La folie était réelle sur la ligne d’arrivée, et à Remouchamps. Les supporters ne cessaient de crier le nom de « Phil » ou de « Gilbert » tout au long de la cérémonie suivant son quadruplé d’un autre temps. Le coureur avait même besoin de soigneurs transformés en gardes du corps d’un soir pour traverser la foule des gens qui souhaitaient un autographe ou une photo avec le héros du jour. Ce dernier offrait un peu de son temps quand il le pouvait, mais les obligations étaient encore nombreuses. Avant de rejoindre son fief pour célébrer la victoire avec sa famille et son fan club, il devait ainsi prendre le temps d’un restaurant avec ses équipiers et le staff d’Omega Pharma-Lotto à 500 mètres de la ligne, dans un restaurant bien connu de la région, avant de rejoindre Remouchamps après 20h00, alors que la bière avait déjà coulé à flots depuis plusieurs heures. Le temps pour les journalistes d’enchaîner les signes et les pages spéciales pour conter la recette de cet exploit majuscule.
Ans ou Liège ?
Malgré le fait que l’arrivée à Ans a donné lieu ces dernières années à des sprints entre puncheurs qui ne faisaient pas forcément le sel de cette course historique, les vainqueurs de la Doyenne ont souvent surpris, tant l’effort au bout de 250 kilomètres est différent. La force intrinsèque ne suffit plus, il faut encore garder de l’énergie aux abords du Carrefour d’Ans. Dan Martin a filé dans la montée précédant la ligne droite finale, au nez et à la barbe des favoris Joaquim Rodriguez et Alejandro Valverde. Simon Gerrans a surpris ce même Valverde dans un sprint de la dernière chance, l’année suivante. Et que dire de la victoire de Wout Poels, au terme d’une édition épique (la neige avait refroidi les coureurs toute la matinée), qui s’imposait dans un groupe d’une vingtaine d’hommes après la seule et unique montée de la rue Naniot, et ses 600 mètres de pavés à 10% de moyenne, qui ne fut jamais réutilisée par la suite. Elle devait dynamiter la course, cette ultime ascension l’a finalement aseptisée.

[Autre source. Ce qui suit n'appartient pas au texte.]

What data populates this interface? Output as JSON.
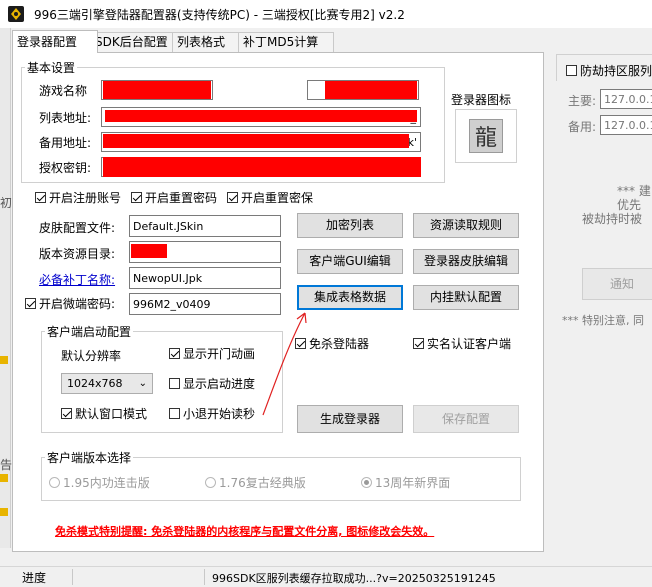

Depuis l’an dernier, Liège-Bastogne-Liège a retrouvé la Cité Ardente au terme d’un lobbying intense d’élus locaux et d’une presse unanime sur la laideur de l’arrivée sur les hauteurs d’Ans. L’épreuve avait déménagé dans cette commune limitrophe de Liège en 1992, à la faveur d’une décision sportive de la Société du Tour de France (qui avait repris l’organisation au Pesant Club Liégeois en 1990) et surtout d’une motivation politique du Parti Socialiste liégeois, mené notamment par Michel Daerden, échevin des Sports puis bourgmestre d’Ans à l’époque. Une arrivée au sommet d’une côte, pourquoi pas. Mais aux abords du parking d’un hypermarché… Les images de l’arrivée de la Doyenne des classiques font quelque peu tache par rapport au vélodrome de Roubaix ou à la Via Roma de Sanremo. Les autorités liégeoises ont finalement profité de la fin du contrat liant ASO, organisateur de l’épreuve, et la commune d’Ans, pour proposer une nouvelle arrivée dans Liège, près du parc d’Avroy. Liège avait déjà prouvé qu’elle pouvait accueillir de grandes arrivées cyclistes, comme le Tour d’Espagne en 2009 ou le Tour de France en 2004, 2012 et 2017. Il était désormais temps de valoriser la cité sur la classique qui porte son nom.